Meski begitu, Heri meminta aparat penegak hukum agar berhati-hati dalam menetapkan seseorang menjadi tersangka terorisme dan bukan hanya karena mengikuti pengajian JAD.
"Gara-gara mengikuti ajaran yang menyimpang tapi dia bukan menjadi anggota organisasi, kenapa harus ditangkap? Itu tentunya tergantung dari status orang itu, apakah dia sudah menjadi anggota apa tidak," tukas Heri.
Keputusan hakim terhadap JAD didasarkan atas Pasal 17 ayat 1 dan ayat 2 Jo Pasal 6 Peraturan Pemerintah Pengganti Undang-Undang Nomor 1 Tahun 2002 Tentang Pemberantasan Tindak Pidana Terorisme sebagaimana telah ditetapkan menjadi Undang-undang Repubik Indonesia Nomor 15 Tahun 2003.
Kepada wartawan usai sidang, pengacara JAD, Asludin Hatjani, menjelaskan bahwa Zainal merasa akan percuma saja untuk mengajukan banding.
"Bukan masalah setuju atau tidak setuju, mungkin dia beranggapan bahwa ini tidak ada gunanya dilanjutkan. Jadi karena itu, beliau menyatakan biarkan aja. Itu bahasa dari beliau tadi.
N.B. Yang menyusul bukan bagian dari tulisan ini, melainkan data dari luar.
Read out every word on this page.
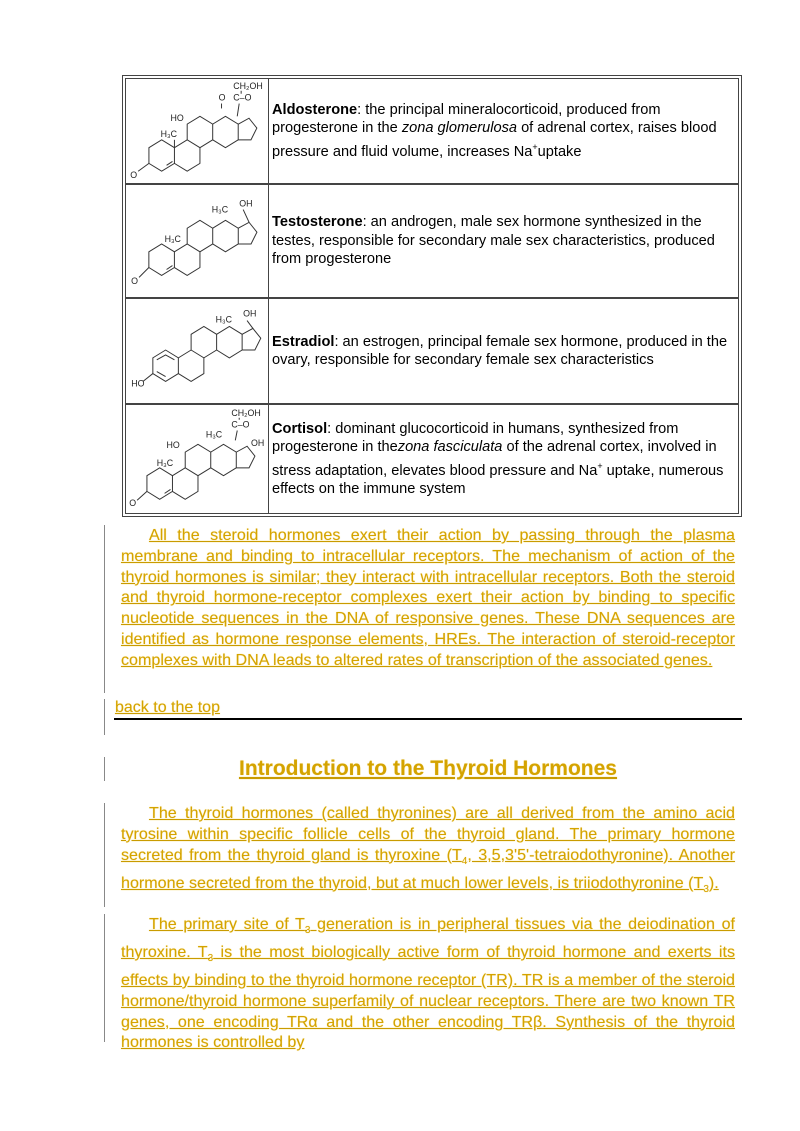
CH₂OH
O C–O
HO
H₃C
O
Aldosterone: the principal mineralocorticoid, produced from progesterone in the zona glomerulosa of adrenal cortex, raises blood pressure and fluid volume, increases Na+uptake
H₃C
OH
H₃C
O
Testosterone: an androgen, male sex hormone synthesized in the testes, responsible for secondary male sex characteristics, produced from progesterone
H₃C
OH
HO
Estradiol: an estrogen, principal female sex hormone, produced in the ovary, responsible for secondary female sex characteristics
CH₂OH
C–O
HO
H₃C
OH
H₃C
O
Cortisol: dominant glucocorticoid in humans, synthesized from progesterone in thezona fasciculata of the adrenal cortex, involved in stress adaptation, elevates blood pressure and Na+ uptake, numerous effects on the immune system

All the steroid hormones exert their action by passing through the plasma membrane and binding to intracellular receptors. The mechanism of action of the thyroid hormones is similar; they interact with intracellular receptors. Both the steroid and thyroid hormone-receptor complexes exert their action by binding to specific nucleotide sequences in the DNA of responsive genes. These DNA sequences are identified as hormone response elements, HREs. The interaction of steroid-receptor complexes with DNA leads to altered rates of transcription of the associated genes.

back to the top
Introduction to the Thyroid Hormones

The thyroid hormones (called thyronines) are all derived from the amino acid tyrosine within specific follicle cells of the thyroid gland. The primary hormone secreted from the thyroid gland is thyroxine ($T_4$, 3,5,3'5'-tetraiodothyronine). Another hormone secreted from the thyroid, but at much lower levels, is triiodothyronine $(T_3)$.

The primary site of $T_3$ generation is in peripheral tissues via the deiodination of thyroxine. $T_3$ is the most biologically active form of thyroid hormone and exerts its effects by binding to the thyroid hormone receptor (TR). TR is a member of the steroid hormone/thyroid hormone superfamily of nuclear receptors. There are two known TR genes, one encoding TRα and the other encoding TRβ. Synthesis of the thyroid hormones is controlled by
Karena itu, saya mewakili Jamaah Ansharud Daulah menyatakan tidak mengajukan banding," ujar Asludin.
Asludin mengaku heran jaksa menyatakan pikir-pikir. Padahal keputusan majelis hakim sesuai dengan tuntutan yang mereka ajukan, yakni membubarkan JAD sekaligus menyatakan sebagai organisasi terlarang di Indonesia.
Your browser doesn’t support HTML5
Berdasarkan dokumen persidangan, JAD dibentuk oleh Aman Abdurrahman di Lapas Nusakambangan pada 2014.
Aman ketika itu mengumpulkan para pengikutnya termasuk Marwan alias Abu Musa dan Zainal Anshori. Aman kemudian menunjuk Zainal sebagai pemimpin karena mengetahui Zainal dan Marwan punya banyak pengikut di Jawa Timur, terutama yang mendukung khilafah dan ISIS yang dipimpin Abu Bakar Al Baghdadi.
Baca juga: Terlibat Teror, Aman Abdurrahman Divonis Mati
Aman telah divonis hukuman mati oleh hakim di Pengadilan Negeri Jakarta Selatan pada 22 Juni lalu. [fw/em]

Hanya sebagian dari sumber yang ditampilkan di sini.